Она не ответила, замерев все в той же напряженной позе, и во взгляде ее застыла печаль. Он резко поднялся на ноги.
— Я верну тебе этот листок, — сказал он спокойно и уверенно. — И сделаю это до конца Игры. — С этими словами он направился прочь от палатки, и уже в двух шагах Таллэ не смогла различить его фигуру — так надежно скрывал его лориэнский плащ…
22В невысоких горах к северу от побережья Белфаласа, на одной из вершин, видимая отовсюду, высится горделивая башня из голубоватого камня, прозванная Амон-Лоин. Говорят, что возведена она была еще нуменорцами, в дни восьмого короля Тар-Анариона, который так любил свою королеву, синеглазую Лаинэс, что дал ее имя этой башне — одному из красивейших нуменорских сооружений в дельте Андуина. В давние времена свет маяка Лоини был виден далеко с моря, и корабли Нуменора, спешащие к южным гаваням, шли на его свет. С тех пор минула не одна тысяча лет, но ни время, ни злоба Саурона ничего не смогли сделать с этой величавой башней. Но Нуменор пал, и уже не спешили с юго-запада корабли на свет маяка Лоини. Теперь Амон-Лоин превратился в пограничный сигнальный пост на границе между Этиром и Дол-Амротом, такой, как Эрелас, Нардол и Эленах на севере.
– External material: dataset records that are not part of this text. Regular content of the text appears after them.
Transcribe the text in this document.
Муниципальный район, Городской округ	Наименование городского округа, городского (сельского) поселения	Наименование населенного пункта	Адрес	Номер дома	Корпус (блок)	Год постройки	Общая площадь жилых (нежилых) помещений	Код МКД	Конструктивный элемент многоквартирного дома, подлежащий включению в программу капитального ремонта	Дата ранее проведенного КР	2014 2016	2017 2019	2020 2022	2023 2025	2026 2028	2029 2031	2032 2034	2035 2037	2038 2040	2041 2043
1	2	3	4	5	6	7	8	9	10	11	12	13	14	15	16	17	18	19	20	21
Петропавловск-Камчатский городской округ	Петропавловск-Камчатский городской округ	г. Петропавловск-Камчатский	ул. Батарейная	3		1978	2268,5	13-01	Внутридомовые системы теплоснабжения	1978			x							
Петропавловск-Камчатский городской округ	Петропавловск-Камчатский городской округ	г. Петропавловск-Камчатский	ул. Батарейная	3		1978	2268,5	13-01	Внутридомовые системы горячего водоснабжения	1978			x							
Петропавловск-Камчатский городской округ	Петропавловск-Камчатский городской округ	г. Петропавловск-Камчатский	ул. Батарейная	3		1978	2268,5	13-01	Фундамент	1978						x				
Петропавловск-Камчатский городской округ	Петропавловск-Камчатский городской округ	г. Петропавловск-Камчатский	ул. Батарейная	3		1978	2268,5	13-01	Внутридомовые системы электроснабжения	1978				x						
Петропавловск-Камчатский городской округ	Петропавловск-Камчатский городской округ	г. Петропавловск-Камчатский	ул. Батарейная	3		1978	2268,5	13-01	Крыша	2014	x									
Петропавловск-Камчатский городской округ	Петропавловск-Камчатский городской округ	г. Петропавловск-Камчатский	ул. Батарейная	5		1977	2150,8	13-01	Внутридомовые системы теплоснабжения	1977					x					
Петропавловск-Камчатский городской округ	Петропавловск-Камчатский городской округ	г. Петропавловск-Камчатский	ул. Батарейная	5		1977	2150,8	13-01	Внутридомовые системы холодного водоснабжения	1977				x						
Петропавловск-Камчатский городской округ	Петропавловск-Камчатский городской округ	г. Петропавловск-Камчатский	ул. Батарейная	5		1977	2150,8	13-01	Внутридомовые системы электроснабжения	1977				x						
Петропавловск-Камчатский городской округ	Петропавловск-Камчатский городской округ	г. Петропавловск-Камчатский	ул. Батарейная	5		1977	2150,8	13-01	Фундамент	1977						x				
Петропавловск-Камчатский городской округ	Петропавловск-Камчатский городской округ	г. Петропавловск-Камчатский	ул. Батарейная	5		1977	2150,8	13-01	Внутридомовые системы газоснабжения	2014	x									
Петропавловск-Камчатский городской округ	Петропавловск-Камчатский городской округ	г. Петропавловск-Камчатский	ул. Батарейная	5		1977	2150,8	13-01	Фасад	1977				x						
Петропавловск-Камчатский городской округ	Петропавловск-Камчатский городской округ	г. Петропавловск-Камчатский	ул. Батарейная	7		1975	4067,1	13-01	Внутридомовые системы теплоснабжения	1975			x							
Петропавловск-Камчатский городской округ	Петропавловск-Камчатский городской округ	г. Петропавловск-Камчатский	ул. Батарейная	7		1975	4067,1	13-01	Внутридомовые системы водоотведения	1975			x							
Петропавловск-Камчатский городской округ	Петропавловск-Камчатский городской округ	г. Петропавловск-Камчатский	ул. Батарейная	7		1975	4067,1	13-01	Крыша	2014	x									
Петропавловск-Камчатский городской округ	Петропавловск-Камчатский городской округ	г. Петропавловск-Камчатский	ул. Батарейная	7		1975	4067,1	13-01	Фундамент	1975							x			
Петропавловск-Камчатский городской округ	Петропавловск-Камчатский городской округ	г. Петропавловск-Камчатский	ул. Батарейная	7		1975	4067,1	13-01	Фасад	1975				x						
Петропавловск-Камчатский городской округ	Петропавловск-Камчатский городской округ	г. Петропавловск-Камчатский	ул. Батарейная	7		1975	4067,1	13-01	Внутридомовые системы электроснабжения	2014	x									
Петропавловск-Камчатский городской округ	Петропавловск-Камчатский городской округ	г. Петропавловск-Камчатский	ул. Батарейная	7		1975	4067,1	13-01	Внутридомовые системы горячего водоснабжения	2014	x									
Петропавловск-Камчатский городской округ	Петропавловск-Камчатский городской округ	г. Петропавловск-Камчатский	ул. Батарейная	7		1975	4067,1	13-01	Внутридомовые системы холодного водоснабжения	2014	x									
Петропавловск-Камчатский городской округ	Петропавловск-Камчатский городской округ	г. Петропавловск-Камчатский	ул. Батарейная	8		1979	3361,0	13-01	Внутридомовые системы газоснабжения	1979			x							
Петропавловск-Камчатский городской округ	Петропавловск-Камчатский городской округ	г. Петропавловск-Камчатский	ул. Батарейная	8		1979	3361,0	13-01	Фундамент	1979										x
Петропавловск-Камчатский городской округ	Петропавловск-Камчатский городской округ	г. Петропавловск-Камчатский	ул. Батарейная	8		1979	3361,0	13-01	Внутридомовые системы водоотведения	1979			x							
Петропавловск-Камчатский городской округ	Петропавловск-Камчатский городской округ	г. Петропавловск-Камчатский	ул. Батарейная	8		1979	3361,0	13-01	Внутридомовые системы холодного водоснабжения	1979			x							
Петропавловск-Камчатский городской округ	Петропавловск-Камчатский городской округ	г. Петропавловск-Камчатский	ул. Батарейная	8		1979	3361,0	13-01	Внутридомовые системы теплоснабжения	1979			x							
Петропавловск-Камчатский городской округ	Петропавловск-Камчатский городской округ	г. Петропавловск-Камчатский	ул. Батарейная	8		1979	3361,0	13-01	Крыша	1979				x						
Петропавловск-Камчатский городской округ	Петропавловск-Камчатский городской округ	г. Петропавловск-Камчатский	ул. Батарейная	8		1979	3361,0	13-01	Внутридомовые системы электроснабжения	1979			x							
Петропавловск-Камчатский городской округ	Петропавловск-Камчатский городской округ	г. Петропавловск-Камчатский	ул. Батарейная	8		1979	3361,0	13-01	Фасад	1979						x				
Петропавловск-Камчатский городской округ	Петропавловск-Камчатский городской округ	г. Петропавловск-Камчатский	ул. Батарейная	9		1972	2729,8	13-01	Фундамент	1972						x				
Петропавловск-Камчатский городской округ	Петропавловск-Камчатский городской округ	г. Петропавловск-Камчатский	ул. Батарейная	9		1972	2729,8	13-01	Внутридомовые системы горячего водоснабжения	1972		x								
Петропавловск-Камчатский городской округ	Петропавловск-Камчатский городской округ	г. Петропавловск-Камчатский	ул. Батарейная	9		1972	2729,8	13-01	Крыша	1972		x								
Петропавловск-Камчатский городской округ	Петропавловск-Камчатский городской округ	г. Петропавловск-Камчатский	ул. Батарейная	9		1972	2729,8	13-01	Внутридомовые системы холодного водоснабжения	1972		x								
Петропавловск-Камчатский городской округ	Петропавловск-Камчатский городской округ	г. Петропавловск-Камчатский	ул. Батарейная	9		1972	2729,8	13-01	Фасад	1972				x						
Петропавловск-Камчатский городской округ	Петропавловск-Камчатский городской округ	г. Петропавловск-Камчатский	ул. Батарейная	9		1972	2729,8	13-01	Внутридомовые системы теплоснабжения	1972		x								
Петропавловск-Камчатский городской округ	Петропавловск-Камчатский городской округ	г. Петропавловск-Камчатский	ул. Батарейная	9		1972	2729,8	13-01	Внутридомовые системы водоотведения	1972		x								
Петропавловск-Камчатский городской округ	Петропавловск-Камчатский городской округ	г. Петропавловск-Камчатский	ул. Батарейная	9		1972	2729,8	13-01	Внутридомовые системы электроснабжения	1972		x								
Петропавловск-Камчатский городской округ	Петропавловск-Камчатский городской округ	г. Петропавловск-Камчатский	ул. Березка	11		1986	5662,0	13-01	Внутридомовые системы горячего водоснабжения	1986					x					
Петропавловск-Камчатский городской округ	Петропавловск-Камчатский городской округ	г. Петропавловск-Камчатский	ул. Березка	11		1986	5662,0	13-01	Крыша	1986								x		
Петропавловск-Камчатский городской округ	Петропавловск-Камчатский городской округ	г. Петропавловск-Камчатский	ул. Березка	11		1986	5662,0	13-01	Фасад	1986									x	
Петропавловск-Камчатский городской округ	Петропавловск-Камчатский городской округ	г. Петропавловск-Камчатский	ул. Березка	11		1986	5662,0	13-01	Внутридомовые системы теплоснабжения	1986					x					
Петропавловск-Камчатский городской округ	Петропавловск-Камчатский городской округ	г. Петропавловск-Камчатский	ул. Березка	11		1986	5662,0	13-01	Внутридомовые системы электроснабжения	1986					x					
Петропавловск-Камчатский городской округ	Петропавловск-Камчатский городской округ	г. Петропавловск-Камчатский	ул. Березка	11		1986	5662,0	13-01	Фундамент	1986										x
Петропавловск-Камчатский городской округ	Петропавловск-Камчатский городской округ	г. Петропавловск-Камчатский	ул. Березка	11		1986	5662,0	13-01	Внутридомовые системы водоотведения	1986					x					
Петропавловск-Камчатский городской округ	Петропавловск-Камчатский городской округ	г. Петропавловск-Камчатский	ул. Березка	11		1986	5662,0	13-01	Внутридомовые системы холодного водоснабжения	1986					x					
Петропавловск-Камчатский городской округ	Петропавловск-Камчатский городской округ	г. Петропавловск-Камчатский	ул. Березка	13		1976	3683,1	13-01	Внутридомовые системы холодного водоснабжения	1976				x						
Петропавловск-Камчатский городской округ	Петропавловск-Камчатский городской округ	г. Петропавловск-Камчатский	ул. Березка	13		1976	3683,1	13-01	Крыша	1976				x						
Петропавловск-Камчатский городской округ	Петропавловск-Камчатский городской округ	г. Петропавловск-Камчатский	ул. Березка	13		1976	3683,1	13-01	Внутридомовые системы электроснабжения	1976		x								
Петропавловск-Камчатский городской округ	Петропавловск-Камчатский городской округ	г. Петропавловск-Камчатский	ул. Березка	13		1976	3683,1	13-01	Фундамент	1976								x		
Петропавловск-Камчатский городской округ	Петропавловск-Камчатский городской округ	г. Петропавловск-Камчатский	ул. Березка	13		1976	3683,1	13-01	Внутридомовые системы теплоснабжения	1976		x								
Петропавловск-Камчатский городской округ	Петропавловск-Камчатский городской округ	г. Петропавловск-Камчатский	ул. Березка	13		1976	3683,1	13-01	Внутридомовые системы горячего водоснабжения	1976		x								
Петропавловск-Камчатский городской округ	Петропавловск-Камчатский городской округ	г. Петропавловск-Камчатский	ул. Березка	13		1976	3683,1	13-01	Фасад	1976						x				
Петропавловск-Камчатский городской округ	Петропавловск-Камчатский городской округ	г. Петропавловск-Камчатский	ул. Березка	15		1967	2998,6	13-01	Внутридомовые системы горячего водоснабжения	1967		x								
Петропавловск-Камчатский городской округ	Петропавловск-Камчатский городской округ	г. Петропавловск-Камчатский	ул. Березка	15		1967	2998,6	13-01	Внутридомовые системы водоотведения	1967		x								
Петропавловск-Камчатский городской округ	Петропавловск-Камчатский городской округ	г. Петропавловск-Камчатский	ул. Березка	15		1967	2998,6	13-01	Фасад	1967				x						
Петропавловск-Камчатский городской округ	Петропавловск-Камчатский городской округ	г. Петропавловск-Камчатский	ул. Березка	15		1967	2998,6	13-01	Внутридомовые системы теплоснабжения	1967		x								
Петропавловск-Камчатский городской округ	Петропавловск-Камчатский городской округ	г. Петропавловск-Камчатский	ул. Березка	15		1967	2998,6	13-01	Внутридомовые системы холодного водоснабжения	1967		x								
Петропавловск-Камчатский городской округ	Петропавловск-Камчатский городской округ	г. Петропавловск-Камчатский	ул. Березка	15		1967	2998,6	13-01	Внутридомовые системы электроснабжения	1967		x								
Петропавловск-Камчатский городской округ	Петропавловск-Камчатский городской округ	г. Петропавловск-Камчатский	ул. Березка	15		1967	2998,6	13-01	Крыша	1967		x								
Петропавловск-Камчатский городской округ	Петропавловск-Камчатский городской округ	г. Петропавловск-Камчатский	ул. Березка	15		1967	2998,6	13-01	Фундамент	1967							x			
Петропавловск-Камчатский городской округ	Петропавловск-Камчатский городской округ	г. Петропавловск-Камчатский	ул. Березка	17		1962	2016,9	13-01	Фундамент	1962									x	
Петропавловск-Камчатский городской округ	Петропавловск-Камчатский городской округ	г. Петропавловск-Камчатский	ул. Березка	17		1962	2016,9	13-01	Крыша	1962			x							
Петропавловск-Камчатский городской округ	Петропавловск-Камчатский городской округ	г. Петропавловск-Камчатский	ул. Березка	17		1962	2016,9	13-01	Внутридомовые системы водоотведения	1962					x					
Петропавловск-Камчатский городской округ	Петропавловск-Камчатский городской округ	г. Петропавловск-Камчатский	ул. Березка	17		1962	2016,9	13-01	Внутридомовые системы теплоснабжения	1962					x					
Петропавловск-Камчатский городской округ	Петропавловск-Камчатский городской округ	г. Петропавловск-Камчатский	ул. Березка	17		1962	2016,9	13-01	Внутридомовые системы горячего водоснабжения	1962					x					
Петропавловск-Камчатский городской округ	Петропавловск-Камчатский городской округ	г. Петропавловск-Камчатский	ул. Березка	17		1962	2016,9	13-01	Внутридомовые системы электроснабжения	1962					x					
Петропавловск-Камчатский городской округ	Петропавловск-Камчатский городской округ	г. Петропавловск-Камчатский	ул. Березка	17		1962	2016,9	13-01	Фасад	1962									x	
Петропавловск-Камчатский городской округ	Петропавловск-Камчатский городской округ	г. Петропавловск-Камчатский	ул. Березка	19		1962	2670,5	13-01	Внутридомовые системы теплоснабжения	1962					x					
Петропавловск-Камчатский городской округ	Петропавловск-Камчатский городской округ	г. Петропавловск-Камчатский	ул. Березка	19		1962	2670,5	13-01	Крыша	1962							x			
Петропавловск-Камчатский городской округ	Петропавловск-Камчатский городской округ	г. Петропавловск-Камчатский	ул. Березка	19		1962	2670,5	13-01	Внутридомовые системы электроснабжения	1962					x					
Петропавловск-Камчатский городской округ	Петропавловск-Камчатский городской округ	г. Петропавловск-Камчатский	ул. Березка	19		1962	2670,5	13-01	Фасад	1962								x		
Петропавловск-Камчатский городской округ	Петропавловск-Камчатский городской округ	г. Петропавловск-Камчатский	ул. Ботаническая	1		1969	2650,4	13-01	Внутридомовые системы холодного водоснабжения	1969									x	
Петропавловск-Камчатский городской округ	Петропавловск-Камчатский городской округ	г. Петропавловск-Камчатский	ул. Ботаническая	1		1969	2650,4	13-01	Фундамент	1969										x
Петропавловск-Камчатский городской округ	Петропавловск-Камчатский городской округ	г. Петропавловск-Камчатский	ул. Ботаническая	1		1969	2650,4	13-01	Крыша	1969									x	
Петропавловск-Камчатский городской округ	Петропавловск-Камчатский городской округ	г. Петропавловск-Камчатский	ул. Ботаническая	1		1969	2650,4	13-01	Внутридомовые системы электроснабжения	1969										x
И всякий раз, когда с востока на Дол-Амрот шли полчища Харада или орды орков, на вершине Амон-Лоина вспыхивал костер — и свет его, как в прежние времена, был виден из любой дали. И ни разу не удавалось врагу застать врасплох воинов Дол-Амрота, грозной крепости, цветущего города на Золотистом Взморье…
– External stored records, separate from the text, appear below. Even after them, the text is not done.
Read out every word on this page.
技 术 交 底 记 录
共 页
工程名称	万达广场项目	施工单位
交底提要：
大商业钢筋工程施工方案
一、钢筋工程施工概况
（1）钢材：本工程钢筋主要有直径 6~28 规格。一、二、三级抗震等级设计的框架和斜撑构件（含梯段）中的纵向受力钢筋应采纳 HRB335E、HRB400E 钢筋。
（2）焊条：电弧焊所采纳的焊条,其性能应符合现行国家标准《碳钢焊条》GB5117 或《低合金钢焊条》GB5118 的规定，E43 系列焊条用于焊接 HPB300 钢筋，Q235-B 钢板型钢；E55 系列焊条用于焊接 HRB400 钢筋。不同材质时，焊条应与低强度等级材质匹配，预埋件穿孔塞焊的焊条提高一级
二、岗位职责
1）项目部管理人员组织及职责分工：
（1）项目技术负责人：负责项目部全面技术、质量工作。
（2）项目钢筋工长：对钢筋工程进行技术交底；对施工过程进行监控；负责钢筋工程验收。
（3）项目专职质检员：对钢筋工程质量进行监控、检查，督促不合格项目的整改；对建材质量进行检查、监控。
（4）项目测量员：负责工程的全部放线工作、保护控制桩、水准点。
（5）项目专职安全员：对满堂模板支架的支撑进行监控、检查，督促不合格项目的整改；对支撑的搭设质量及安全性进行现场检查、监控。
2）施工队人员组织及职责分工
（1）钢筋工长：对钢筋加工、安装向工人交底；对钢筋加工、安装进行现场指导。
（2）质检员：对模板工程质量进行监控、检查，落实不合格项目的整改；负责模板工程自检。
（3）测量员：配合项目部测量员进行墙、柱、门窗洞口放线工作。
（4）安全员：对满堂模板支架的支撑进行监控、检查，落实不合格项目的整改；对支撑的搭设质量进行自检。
Иорет увидела эту башню издали, в час, когда солнце кровавого цвета медленно катилось за горизонт и вершины гор окутал туман, пахнущий дымом от далеких костров. Это был вечер четвертого дня с того сырого утра, когда харадримы играли на нее в кости. Четыре дня Иорет скиталась по приморским равнинам Этира и Лебеннина. Но все ее попытки прорваться к северу, в Минас-Тирит, были обречены на неудачу. Повсюду были харадримы, да и орков хватало. Отбиваясь и отступая, Иорет продвигалась в основном на запад. Если бы не ее конь, ее могло бы уже не быть в живых, но он не раз ее выручал. На нем она переплывала Джилрейн, когда пешие орки остались на берегу и стреляли ей вслед, на нем не раз и не два уходила от погони. Иорет прозвала его Харадримом — из-за прежних хозяев и из-за того, что он был гнедой с черной гривой. Но сегодня, к вечеру 19 марта, и конь, и всадница были измотаны до последнего предела. За эти четыре дня Иорет ни минуты не спала, а ела лишь дважды.